The study has other limitations. There is the possibility of a response bias: 61% of GPs responded, and those with unfavourable attitudes towards psychiatry may not have wished to participate in the study. There is also a question of validity of the tool for use in the chosen population. The ATP-30 was designed specifically for a medical student population, and a few of the questions did not relate well to practising doctors. The items listed in Table DS1 with particularly negative responses may not be valid for established practitioners and so may bias the results. The tool was designed in 1983 and some of the questions appear dated in their terminology. For example, question 23, which asks whether psychiatry is the most important part of a medical school curriculum, does not match contemporary approaches to curriculum development, and disagreement with this statement by GPs would not necessarily indicate a negative attitude to psychiatry; a positive response may indicate the tool's insensitivity rather than positive attitudes towards psychiatry. The ATP-30 was devised to measure the broad concept of ‘attitudes towards psychiatry as a discipline’. It is, however, possible that the attitudes shown here are reflecting something other than this. For example, practitioners' responses may reflect positive attitudes towards mental health rather than psychiatry as a whole. The scale does, however, by incorporating the eight domains stated in the Method, attempt to generate a broader opinion on psychiatry as a discipline. Notwithstanding considerations of validity, sensitivity and specificity, we consider that the comparisons with previous studies allowed by using the ATP-30 were more valuable than designing a new tool with no historical comparison data.

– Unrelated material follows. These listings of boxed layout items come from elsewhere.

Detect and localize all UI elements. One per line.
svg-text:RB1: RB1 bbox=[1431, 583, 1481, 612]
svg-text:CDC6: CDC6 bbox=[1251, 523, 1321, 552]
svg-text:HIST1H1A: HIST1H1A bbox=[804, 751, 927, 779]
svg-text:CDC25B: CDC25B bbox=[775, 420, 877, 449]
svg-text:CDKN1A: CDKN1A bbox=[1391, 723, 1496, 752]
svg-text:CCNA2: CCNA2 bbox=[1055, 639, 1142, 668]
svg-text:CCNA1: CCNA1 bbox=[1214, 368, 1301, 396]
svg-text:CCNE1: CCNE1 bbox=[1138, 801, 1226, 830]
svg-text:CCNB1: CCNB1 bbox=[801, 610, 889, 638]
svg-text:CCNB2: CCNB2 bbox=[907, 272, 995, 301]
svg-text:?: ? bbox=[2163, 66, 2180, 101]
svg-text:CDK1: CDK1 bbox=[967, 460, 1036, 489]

The mean ATP-30 score of 113.9 for this group of GPs compares favourably with scores from previous studies in sixth-form students (mean ATP-30 score 110.0), 5 psychiatric residents (mean ATP-30 score 116.33) and medical students (mean ATP-30 score 103.76), 4 and with a study showing pre- and post-psychiatry attachment mean ATP-30 scores in medical students of 102.6 and 107.7 respectively. 12 This is reassuring, given the importance of psychiatry within the specialty, which may promote a more positive attitude among GPs than could be expected in other specialties. Further studies looking at the attitudes of doctors within other specialties would be useful and may also help to determine whether the ATP-30 is a sensitive discriminatory measure with regard to attitudes in practising doctors or whether a new tool needs to be designed for this purpose.


This study received partial funding from the Royal College of Psychiatrists' Images of Psychiatry campaign.